Prof. Dr. Andreas Zimmermann
E-mail: a.zimmermann@uni-koeln.de
Research Interests:
Population dynamics; Landscape and economical archaeology; Quantitative Methods in Archaeology; Applied theories
Biography
Andreas Zimmermann is Professor Emeritus at the Department of Prehistoric Archaeology, University of Cologne. He studied Prehistoric Archaeology in Cologne and Tübingen and initially specialized in stone artefact analysis. His dissertation (University of Tübingen, 1982) dealt with an assemblage from the first farmers in Central Europe between 5300 and 5000 BC (Linearbandkeramik), which was excavated in the lignite mining area between Cologne and Aachen. As a Senior Researcher at the Goethe University Frankfurt, he wrote his habilitation thesis (1992) on exchange systems of these first farmers in western Central Europe, focusing on socio-economic aspects. Before being appointed Professor at Cologne, he taught at the University of Göttingen and Heidelberg University, and focused on the Neolithic in the lignite mining area. Currently he is exploring patterns of prehistoric population dynamics.
Project Abstract
Nested Scales of Time in Archaeology
The conceptual time model proposed by Gordon Childe allows best to contrast consequences for interpretation with other scaling approaches. He distinguished episodes of fast and slow development of two different magnitudes of duration. In analogy to the term “Industrial Revolution”, he coined the labels of “Neolithic” and “Urban Revolution” to denote episodes of fast demographic growth within the long-term perspective. Between these Great Transformations, slow developments characterize the “Longue Durée” as proposed by the Annales school of History. In archaeology, the term “epoch” is used to denote such time units of several or many thousand year’s duration. In a perspective of much shorter time span, Childe speaks of series of troughs and crests. The equivalent of the Annales is “Conjoncture”. In today’s archaeological English literature, the terms “Booms and Busts” are used to describe such patterns often lasting several hundred years. Within such patterns, the theoretical approach of “Adaptive Cycles” distinguishes between a growth, a conservation, a distortion, and a reorganization phase. Conservation and reorganization phases are episodes of slow development in an equilibrium corresponding to the dynamic equilibrium of epochs. The distortion phase is highly dynamic similar to the growth phase which is less developed than one of the Great Transformations.
For a better understanding of historical developments, it is necessary to zoom in or out on an appropriate time scale. Analogous to the individual episodic memory, a higher time resolution is needed for episodes with rapid change than for episodes with slow change. Another analogy to individual memory is decreasing information density for the remote past, which could be represented by logarithmic scaling. For a holistic understanding, however, these scales of times have to be considered as nested. Long periods of time tend to provide conditions for adaptation; agency becomes visible when focusing on short periods of time.

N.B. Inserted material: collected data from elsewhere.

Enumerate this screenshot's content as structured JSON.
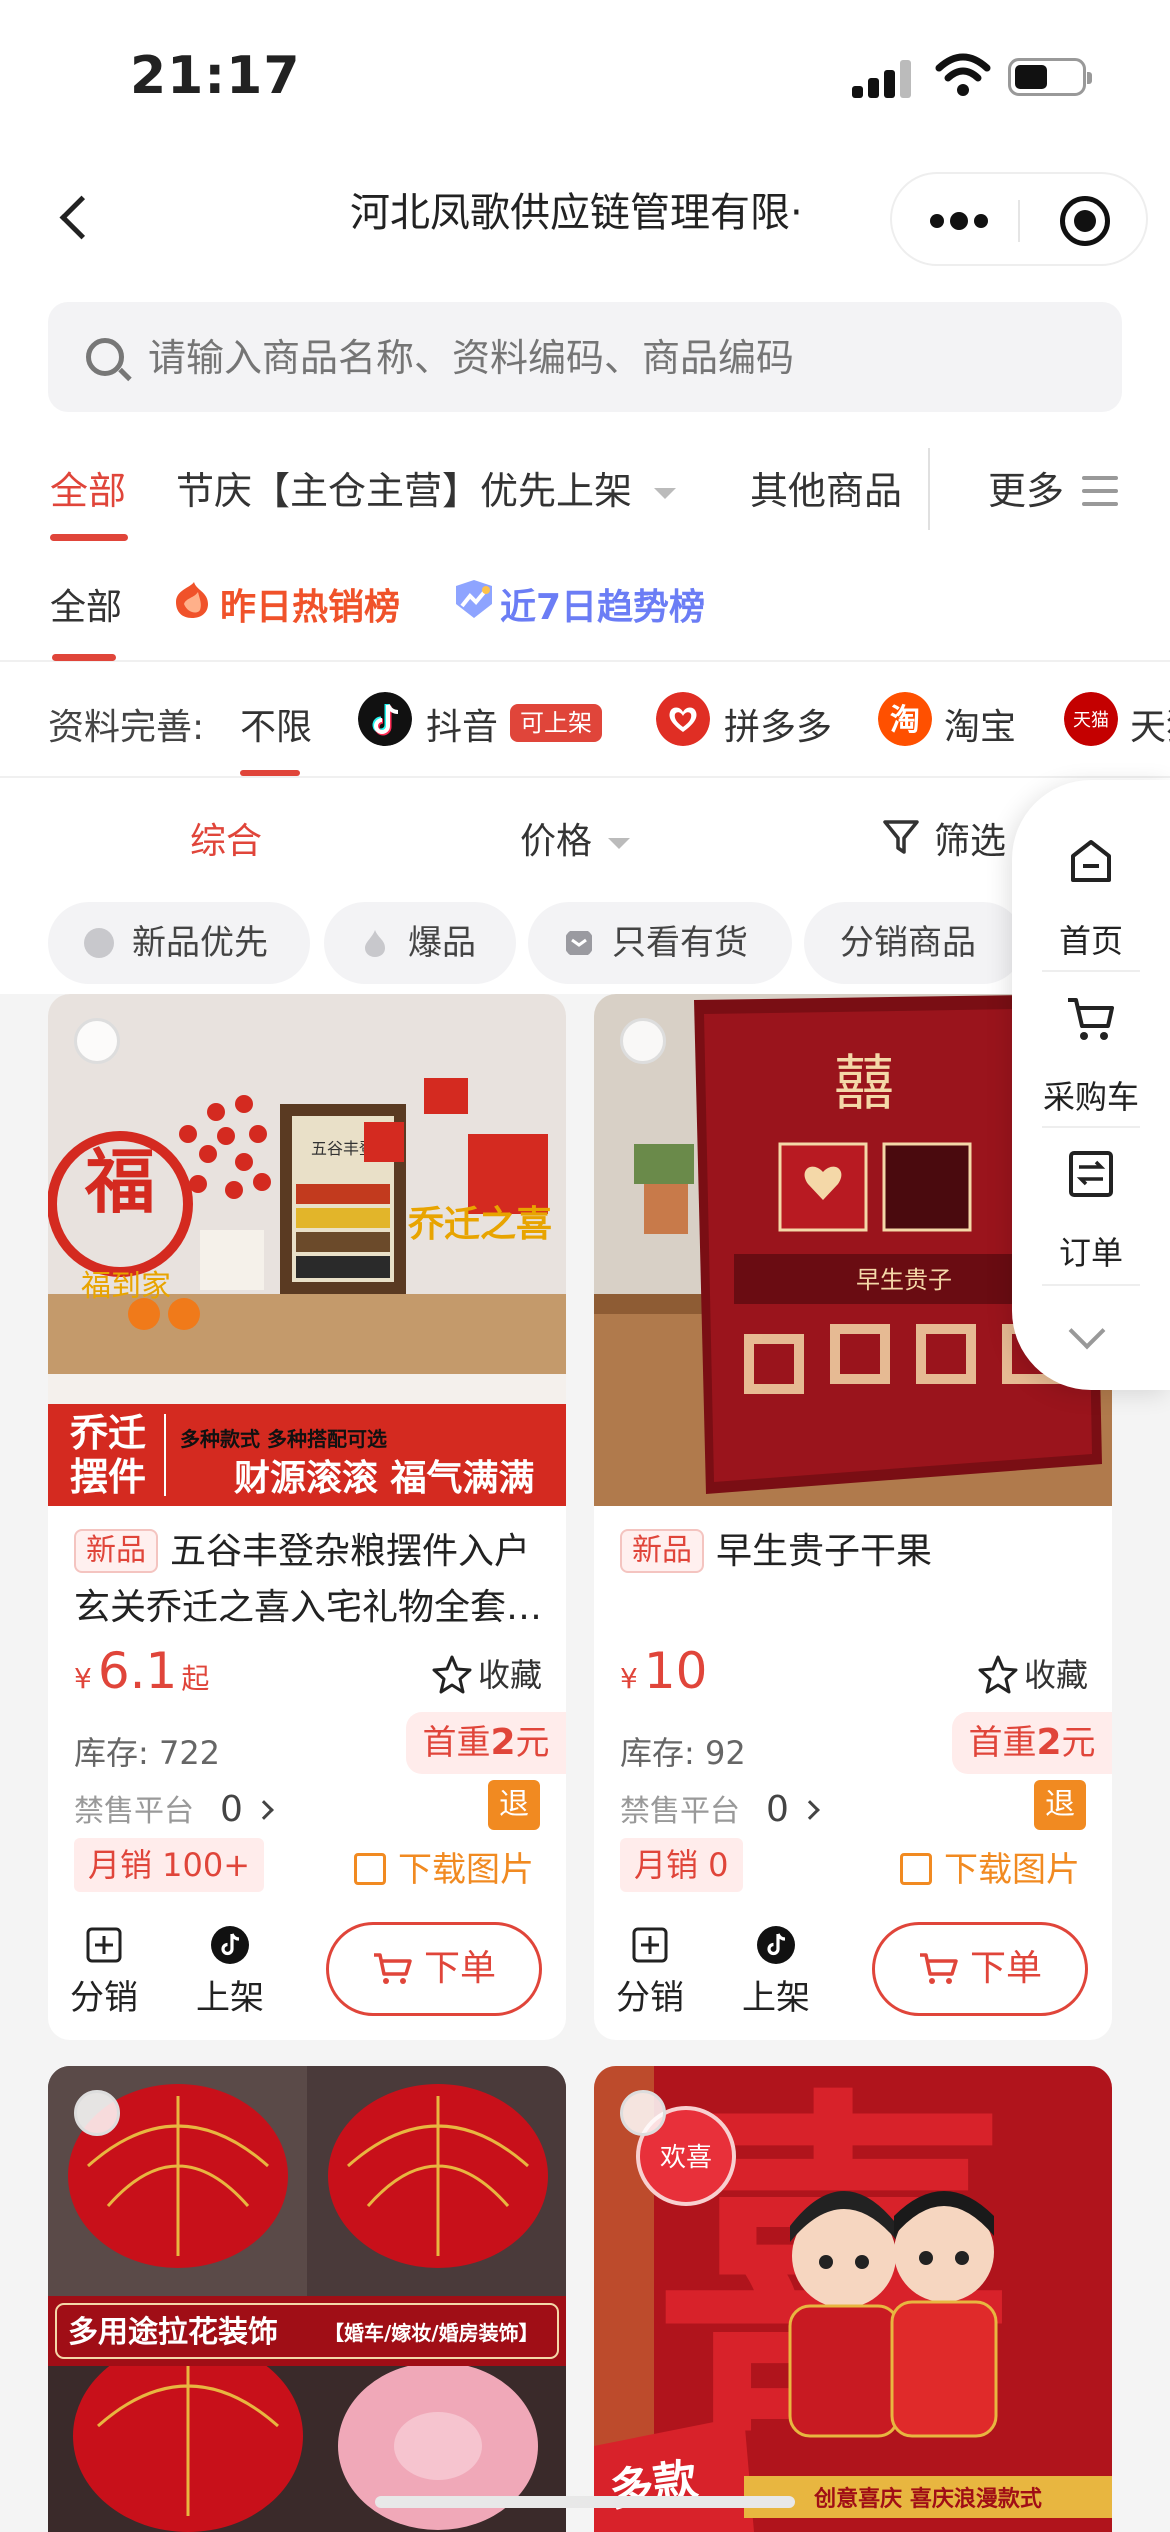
{
  "status_bar": {
    "time": "21:17"
  },
  "nav": {
    "title": "河北凤歌供应链管理有限·"
  },
  "search": {
    "placeholder": "请输入商品名称、资料编码、商品编码"
  },
  "category_tabs": [
    {
      "label": "全部",
      "active": true
    },
    {
      "label": "节庆【主仓主营】优先上架",
      "active": false
    },
    {
      "label": "其他商品",
      "active": false
    },
    {
      "label": "更多",
      "active": false
    }
  ],
  "rank_tabs": {
    "all": "全部",
    "hot": "昨日热销榜",
    "trend": "近7日趋势榜"
  },
  "platform_filter": {
    "label": "资料完善:",
    "all": "不限",
    "platforms": [
      {
        "name": "抖音",
        "icon": "douyin-icon",
        "tag": "可上架",
        "color": "#111111"
      },
      {
        "name": "拼多多",
        "icon": "pinduoduo-icon",
        "color": "#e02e24"
      },
      {
        "name": "淘宝",
        "icon": "taobao-icon",
        "color": "#ff5000"
      },
      {
        "name": "天猫",
        "icon": "tmall-icon",
        "color": "#c40000"
      }
    ]
  },
  "sort": {
    "comprehensive": "综合",
    "price": "价格",
    "filter": "筛选"
  },
  "quick_filters": [
    "新品优先",
    "爆品",
    "只看有货",
    "分销商品"
  ],
  "side_menu": {
    "home": "首页",
    "cart": "采购车",
    "orders": "订单"
  },
  "products": [
    {
      "badge": "新品",
      "title": "五谷丰登杂粮摆件入户玄关乔迁之喜入宅礼物全套…",
      "price": "6.1",
      "price_suffix": "起",
      "currency": "¥",
      "favorite": "收藏",
      "stock": "库存: 722",
      "weight_prefix": "首重",
      "weight_value": "2",
      "weight_unit": "元",
      "banned_label": "禁售平台",
      "banned_count": "0",
      "refund": "退",
      "monthly_sales": "月销 100+",
      "download": "下载图片",
      "distribute": "分销",
      "list": "上架",
      "order": "下单",
      "image_text": {
        "big": "乔迁\n摆件",
        "small": "多种款式 多种搭配可选",
        "slogan": "财源滚滚 福气满满",
        "fu": "福",
        "fu_sub": "福到家",
        "joy": "乔迁之喜",
        "frame": "五谷丰登"
      }
    },
    {
      "badge": "新品",
      "title": "早生贵子干果",
      "price": "10",
      "price_suffix": "",
      "currency": "¥",
      "favorite": "收藏",
      "stock": "库存: 92",
      "weight_prefix": "首重",
      "weight_value": "2",
      "weight_unit": "元",
      "banned_label": "禁售平台",
      "banned_count": "0",
      "refund": "退",
      "monthly_sales": "月销 0",
      "download": "下载图片",
      "distribute": "分销",
      "list": "上架",
      "order": "下单",
      "image_text": {
        "xi": "囍",
        "line": "早生贵子"
      }
    },
    {
      "image_text": {
        "banner": "多用途拉花装饰",
        "sub": "【婚车/嫁妆/婚房装饰】"
      }
    },
    {
      "image_text": {
        "xi": "喜",
        "small": "欢喜",
        "corner": "多款",
        "strip": "创意喜庆 喜庆浪漫款式"
      }
    }
  ],
  "colors": {
    "accent": "#e0453a",
    "orange": "#f18a21",
    "trend": "#6b7df5"
  }
}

The project therefore aims to develop a model of time scales based on long-term demographic developments, combining the Gordon Childe-Model with its revolutions and the Annales-Model of time scales with its longue durée and its conjuncture.
Curriculum vitae
Education
1992 Habilitation, Department of History, Goethe University Frankfurt
1982 Ph.D., University of Tübingen
1975 M.A., Prehistoric Archaeology, University of Cologne
Positions and Fellowships
2016 -
Retirement, Department of Prehistoric Archaeology, University of Cologne
2010 -
Full member of the Academy of Science and Literature, Mainz;
(until 2017) Chairman of the Commission of Prehistoric and Protohistoric Archaeology
2007
Visiting Professor, University of Kraków
2002 - 2008
Elected reviewer of the German Research Foundation (DFG)
1999 - 2014
Full member of the German Archaeological Institute (Roman-Germanic Council)
1997 - 2016
Professor, Department of Prehistoric Archaeology, University of Cologne
1995
Award of the Foundation for Archaeology in the Rhenic lignite area
1993 - 1996
Visiting Professor and Lecturer, Goethe University Frankfurt; University of Göttingen; Heidelberg University; University of Zurich
Selected Publications
2019. Review of The First Farmers of Europe. An Evolutionary Perspective, by Stephen Shennan, Archäologische Informationen 42: 549-554. https://doi.org/10.11588/ai.2019.0.69517. (German)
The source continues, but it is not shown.